Your typical computer power supply is something called a Switching Power Supply. This is a technical term for a power supply that doesn’t use a transformer to convert power, but instead, an array of transistors that turn on and off very quickly to maintain a lower voltage than the input to the power supply is. In computers, that main output voltage is 12 Volts. The benefit of this design is that these power supplies are much more efficient than one that’s based on a transformer. They are also much smaller and cost-effective to build. The switching design of these also means that these power supplies can handle a large variant in the input voltages and still produce quality voltage output. However, the higher the input voltage, the more efficient they are. So, while many computer power supplies can run at 120V input, they will run significantly more efficient with 208V or 240V input. In fact, if they are designed to run at 277 Volts, they can achieve an even, high efficiency. Most PSUs these days are not designed to run on voltage higher than 240V, but with a drive for more and more efficient datacenters, both Dell and HP have made PSU capable of running off of 277 Volt power.

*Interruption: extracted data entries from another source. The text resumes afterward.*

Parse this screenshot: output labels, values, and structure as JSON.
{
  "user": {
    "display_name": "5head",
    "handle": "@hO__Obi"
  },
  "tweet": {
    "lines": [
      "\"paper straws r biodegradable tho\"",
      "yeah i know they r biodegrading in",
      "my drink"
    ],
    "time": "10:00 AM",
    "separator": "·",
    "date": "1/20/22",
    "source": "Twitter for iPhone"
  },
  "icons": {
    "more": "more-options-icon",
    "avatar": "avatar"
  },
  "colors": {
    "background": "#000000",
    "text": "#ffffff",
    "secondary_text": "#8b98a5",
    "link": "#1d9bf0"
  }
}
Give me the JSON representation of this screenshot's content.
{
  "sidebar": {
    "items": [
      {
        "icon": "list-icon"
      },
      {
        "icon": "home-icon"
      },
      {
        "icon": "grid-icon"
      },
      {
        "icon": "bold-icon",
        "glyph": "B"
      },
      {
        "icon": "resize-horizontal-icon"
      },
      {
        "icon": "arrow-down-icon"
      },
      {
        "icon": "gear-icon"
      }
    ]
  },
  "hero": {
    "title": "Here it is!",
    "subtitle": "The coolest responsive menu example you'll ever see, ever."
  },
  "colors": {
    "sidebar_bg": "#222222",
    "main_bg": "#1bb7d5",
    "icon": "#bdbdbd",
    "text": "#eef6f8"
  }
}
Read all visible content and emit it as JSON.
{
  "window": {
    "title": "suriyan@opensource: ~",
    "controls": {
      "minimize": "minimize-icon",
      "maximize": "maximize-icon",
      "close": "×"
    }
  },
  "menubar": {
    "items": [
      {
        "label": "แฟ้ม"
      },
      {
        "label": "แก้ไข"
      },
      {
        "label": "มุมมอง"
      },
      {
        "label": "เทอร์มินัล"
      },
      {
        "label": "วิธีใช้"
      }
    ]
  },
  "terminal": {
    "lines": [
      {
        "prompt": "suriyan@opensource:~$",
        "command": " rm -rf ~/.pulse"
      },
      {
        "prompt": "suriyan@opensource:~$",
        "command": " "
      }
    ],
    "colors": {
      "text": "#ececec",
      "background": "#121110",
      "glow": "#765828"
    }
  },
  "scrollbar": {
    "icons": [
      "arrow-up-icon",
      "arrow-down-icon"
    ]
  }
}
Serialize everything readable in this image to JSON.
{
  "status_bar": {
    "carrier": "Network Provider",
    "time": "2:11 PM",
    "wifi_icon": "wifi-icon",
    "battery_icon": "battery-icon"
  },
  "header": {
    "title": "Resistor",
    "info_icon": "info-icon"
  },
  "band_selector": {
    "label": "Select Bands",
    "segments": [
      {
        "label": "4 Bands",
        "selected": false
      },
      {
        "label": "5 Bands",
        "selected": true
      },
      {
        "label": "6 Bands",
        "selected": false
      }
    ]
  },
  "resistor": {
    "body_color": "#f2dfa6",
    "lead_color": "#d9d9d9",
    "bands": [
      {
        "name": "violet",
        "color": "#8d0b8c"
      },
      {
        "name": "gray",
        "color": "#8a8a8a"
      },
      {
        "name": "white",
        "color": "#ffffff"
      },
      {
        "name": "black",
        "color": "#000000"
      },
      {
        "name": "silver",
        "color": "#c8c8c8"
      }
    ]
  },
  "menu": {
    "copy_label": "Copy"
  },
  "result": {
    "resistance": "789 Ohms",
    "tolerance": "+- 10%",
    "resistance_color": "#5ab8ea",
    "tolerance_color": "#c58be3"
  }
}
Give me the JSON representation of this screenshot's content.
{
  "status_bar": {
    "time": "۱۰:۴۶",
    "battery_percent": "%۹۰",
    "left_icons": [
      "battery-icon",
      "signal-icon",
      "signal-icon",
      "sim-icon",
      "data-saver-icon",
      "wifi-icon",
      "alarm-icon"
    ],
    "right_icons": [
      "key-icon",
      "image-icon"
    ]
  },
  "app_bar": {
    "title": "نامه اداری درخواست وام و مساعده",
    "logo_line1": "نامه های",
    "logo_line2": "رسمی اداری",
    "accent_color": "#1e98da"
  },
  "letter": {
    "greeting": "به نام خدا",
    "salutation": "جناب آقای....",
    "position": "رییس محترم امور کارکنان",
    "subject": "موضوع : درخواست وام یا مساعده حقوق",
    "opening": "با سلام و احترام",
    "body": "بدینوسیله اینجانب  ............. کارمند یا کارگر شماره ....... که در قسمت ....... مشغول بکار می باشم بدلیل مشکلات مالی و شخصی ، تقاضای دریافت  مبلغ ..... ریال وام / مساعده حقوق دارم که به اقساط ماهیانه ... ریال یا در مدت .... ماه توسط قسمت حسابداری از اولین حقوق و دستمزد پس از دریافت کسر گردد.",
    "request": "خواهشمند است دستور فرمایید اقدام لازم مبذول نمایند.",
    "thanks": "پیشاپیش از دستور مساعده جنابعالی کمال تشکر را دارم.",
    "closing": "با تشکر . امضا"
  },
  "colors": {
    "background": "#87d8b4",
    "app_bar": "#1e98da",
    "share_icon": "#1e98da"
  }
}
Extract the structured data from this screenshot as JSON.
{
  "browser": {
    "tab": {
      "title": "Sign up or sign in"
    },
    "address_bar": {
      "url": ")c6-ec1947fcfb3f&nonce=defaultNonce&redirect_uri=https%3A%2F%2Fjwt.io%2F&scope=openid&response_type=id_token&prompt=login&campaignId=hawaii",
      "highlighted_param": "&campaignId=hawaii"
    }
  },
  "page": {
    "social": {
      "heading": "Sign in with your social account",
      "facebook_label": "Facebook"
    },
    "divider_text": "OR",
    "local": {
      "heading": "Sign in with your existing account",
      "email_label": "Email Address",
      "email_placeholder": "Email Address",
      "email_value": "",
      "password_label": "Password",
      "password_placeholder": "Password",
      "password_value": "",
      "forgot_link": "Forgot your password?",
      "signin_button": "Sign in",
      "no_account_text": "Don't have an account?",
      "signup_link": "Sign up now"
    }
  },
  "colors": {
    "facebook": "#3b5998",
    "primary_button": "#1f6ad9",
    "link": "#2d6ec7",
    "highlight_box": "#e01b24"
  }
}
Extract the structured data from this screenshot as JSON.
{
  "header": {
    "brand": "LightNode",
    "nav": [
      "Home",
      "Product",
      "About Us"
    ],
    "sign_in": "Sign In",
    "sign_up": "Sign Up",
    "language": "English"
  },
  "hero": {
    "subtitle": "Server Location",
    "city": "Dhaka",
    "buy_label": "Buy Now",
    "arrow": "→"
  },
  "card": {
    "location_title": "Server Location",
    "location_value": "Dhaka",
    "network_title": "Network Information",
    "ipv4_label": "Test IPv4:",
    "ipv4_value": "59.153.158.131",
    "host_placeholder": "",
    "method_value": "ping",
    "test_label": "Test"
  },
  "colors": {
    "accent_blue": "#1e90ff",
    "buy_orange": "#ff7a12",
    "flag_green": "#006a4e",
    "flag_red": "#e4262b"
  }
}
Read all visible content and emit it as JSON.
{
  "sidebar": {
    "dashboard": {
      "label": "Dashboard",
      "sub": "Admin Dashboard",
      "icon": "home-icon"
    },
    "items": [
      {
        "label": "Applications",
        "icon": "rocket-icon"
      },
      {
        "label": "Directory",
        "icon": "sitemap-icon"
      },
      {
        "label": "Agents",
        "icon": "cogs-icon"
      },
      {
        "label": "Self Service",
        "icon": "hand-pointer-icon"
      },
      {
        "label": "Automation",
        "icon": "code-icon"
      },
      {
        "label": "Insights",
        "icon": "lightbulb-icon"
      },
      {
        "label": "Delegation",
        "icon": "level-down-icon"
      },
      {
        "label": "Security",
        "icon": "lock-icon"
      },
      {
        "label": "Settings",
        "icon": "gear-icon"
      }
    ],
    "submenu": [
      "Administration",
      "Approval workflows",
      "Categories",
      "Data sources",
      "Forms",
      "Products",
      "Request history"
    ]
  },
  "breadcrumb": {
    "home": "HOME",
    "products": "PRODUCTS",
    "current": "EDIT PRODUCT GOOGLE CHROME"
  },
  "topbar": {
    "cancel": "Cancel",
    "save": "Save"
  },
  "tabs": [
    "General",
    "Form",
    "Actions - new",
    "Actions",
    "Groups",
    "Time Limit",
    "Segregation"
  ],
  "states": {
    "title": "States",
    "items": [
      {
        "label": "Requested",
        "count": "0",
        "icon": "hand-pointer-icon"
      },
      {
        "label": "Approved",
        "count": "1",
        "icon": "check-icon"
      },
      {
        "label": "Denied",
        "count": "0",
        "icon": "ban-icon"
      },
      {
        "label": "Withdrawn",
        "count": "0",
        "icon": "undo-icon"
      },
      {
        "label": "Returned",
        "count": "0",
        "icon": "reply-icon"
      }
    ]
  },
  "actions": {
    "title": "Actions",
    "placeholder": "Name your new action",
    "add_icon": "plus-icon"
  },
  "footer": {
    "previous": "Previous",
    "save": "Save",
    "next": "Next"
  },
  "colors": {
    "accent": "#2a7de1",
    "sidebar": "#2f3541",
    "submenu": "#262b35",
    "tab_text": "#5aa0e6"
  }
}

See Also: 277 Volts to Your Server?

As we discussed in our Industrial Power Basics blog entry, your typical medium to large industrial building has 480V/277V power from the utility company’s transformer. The typical way to power a computer from there is to convert that power down to 208V/120V via a transformer and power the computer off of the 208V power. This gives you compatibility with most computer PSUs and also uses the 208V voltage for more efficiency over 120V. However, this means you need to send all of your power through a transformer. That transformer loses about 3% of its power to heat. Furthermore, the switching mode PSU can add another 1.5% increase in efficiency. There are other benefits as well in reduced cooling cost. At the end of the day the use of 277V power to the miners can save over 5% in energy costs.

There are several things that New School Mining has done to help with this:

1. No battery backups
2. No redundant power
3. Use as high of possible input voltage to power supplies to improve efficiency
4. Reduce/Eliminate the need for 277/480 to 120/208 step down transformers

With these innovations we believe we have one of the most efficient datacenters for cryptocurrency mining. We are happy to share our design with customers and allow them to build operations that are equally as efficient.